Libération l'a pris au mot dès le lendemain. Retour sur cette bataille de chiffres.
"Chaque année, c’est 7 milliards d’euros d’impôts de plus"
Le 11 mars dernier, lors du face-à-face organisé par TF1 avec Martine Aubry, Xavier Bertrand a frappé un grand coup : "Le Parti Socialiste aime les impôts. Aujourd'hui, dans les régions, vous avez une pression fiscale qui a considérablement augmenté en six ans. En moyenne, c'est 35% d'augmentation d'impôts locaux régionaux". Emporté par son élan, Bertrand va même plus loin : "Chaque année, c’est 7 milliards d’euros d’impôts de plus que les régions gérées par le parti socialiste ont décidé d’augmenter", a-t-il affirmé.
Une semaine plus tard, le 17 mars,
Libération réplique dans sa rubrique "Desintox" pour dénoncer le mensonge de Bertrand. D'où vient ce chiffre de 7 milliards d'euros ? C'est la différence entre les recettes fiscales des régions en 2004 (4,7 milliards d’euros) et leur montant en 2009 (un peu plus de 11,3 milliards). Comme l'a relevé
Libération, il ne s'agit donc pas d'une augmentation de 7 milliards "chaque année" mais
sur six années.
Par ailleurs, en additionnant la totalité des hausses d'impôts décidées par les régions (taxe professionnelle, taxe foncière, taxe sur les cartes grises, part modulable de la taxe intérieure sur les produits pétroliers), on obtient le chiffre de 3,1 milliards d’euros depuis 2004.

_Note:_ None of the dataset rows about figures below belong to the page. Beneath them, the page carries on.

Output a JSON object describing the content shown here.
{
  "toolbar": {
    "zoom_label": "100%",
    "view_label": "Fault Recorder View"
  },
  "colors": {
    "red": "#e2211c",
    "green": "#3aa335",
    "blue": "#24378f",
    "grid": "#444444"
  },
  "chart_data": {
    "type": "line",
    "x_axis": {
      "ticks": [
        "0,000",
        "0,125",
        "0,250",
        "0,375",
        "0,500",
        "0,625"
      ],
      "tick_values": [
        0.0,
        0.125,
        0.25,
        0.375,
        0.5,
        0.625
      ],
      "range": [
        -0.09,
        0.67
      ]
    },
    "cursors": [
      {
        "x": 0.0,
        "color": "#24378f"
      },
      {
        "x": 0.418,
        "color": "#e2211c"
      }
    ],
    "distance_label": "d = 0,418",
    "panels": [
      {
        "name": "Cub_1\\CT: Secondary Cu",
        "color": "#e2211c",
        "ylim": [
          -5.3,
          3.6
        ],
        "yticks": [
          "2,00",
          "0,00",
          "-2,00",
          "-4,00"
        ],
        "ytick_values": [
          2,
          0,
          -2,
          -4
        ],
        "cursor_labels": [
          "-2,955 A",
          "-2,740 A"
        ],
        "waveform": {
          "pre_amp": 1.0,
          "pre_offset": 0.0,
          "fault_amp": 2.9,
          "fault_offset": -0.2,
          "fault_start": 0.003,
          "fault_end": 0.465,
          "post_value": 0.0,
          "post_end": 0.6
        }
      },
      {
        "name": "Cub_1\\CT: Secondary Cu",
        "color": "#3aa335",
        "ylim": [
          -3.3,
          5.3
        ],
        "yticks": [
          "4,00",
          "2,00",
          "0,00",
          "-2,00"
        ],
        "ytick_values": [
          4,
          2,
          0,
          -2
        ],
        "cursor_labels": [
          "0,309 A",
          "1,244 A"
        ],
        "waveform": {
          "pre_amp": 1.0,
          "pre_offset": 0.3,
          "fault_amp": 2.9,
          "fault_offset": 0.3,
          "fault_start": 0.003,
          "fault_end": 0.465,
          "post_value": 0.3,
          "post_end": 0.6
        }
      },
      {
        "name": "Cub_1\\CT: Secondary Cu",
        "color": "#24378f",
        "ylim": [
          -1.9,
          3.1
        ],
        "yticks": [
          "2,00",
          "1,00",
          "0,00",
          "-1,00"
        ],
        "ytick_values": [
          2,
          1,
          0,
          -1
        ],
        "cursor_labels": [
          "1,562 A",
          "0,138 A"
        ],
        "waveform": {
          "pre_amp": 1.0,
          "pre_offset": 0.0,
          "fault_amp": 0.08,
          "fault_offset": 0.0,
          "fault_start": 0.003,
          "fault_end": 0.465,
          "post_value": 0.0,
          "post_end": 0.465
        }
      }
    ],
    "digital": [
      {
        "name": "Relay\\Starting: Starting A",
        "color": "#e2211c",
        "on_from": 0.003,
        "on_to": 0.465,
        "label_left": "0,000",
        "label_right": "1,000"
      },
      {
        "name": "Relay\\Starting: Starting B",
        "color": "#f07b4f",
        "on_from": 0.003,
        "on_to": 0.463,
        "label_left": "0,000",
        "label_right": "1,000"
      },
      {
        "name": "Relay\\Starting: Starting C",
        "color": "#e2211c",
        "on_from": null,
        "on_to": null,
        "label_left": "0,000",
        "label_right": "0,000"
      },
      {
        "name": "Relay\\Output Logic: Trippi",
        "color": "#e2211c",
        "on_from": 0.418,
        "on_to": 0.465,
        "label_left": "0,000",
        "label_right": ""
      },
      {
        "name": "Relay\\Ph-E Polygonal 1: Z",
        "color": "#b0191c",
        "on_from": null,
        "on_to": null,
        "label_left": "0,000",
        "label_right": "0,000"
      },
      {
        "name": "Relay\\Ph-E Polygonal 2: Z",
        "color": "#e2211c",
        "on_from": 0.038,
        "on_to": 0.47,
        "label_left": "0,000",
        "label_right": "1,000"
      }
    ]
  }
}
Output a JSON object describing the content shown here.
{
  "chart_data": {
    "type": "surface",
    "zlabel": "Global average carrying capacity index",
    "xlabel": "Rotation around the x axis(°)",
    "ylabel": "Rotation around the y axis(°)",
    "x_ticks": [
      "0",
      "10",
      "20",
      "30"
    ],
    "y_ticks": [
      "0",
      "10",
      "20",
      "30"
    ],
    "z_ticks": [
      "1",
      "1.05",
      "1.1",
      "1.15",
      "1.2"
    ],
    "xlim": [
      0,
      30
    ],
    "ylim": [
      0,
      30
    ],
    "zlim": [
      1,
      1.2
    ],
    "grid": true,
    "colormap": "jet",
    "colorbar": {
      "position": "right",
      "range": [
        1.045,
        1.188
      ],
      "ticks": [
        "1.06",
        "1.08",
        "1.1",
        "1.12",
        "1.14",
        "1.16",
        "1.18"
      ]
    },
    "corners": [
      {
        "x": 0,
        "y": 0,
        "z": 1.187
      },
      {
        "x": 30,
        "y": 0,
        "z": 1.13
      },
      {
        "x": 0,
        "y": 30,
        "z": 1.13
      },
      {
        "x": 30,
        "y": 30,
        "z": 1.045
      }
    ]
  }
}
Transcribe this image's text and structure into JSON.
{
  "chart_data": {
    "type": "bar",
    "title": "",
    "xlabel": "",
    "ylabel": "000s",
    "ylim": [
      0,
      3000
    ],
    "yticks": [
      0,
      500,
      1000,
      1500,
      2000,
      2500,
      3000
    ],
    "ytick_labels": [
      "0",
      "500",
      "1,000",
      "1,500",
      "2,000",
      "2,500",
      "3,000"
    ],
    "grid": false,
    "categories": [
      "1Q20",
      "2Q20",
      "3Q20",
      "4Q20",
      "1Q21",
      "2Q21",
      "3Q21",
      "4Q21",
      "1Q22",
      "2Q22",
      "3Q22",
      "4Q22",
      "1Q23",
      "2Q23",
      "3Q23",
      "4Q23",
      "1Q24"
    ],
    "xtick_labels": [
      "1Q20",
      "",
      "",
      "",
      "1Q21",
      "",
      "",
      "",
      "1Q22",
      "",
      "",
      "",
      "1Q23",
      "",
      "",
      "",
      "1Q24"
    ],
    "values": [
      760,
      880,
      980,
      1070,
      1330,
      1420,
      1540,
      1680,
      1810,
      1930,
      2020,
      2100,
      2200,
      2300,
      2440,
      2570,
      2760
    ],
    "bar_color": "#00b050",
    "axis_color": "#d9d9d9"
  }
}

Où est passé le reste de l'augmentation signalée par Bertrand ? "Pour arriver à son chiffre, Bertrand triche en ajoutant dans son calcul les recettes fiscales que l’Etat a affecté aux régions depuis 2004. La loi du 13 août 2004 sur les libertés et responsabilités des collectivités locales a transféré de nouvelles compétences aux régions (formation, inventaire régional, et surtout les dizaines de milliers de TOS - personnels techniciens, ouvriers et de services des lycées). Comme la loi l’y oblige, l’Etat a compensé le surcoût en faisant le choix de verser aux régions une partie du produit de la TIPP qu’il perçoit. […] Comme l’explique François Bouchard, directeur général des services de la région Alsace (UMP) : "Cette TIPP, dite «garantie», n’a rien à voir avec de la fiscalité locale. L’Etat doit de l’argent aux régions et décide de les payer avec la TIPP. Les régions n’ont pas la moindre marge de manœuvre sur cette opération». En 2009, cette TIPP garantie représentait 3 milliards d’euros. Un montant qui apparaît dans les comptes des régions comme des recettes fiscales, mais qui en réalité s’apparente à "une dotation de l’Etat", explique François Bouchard. Ce qui n’empêche pas Bertrand de les comptabiliser comme des "impôts supplémentaires décidés [par les régions]".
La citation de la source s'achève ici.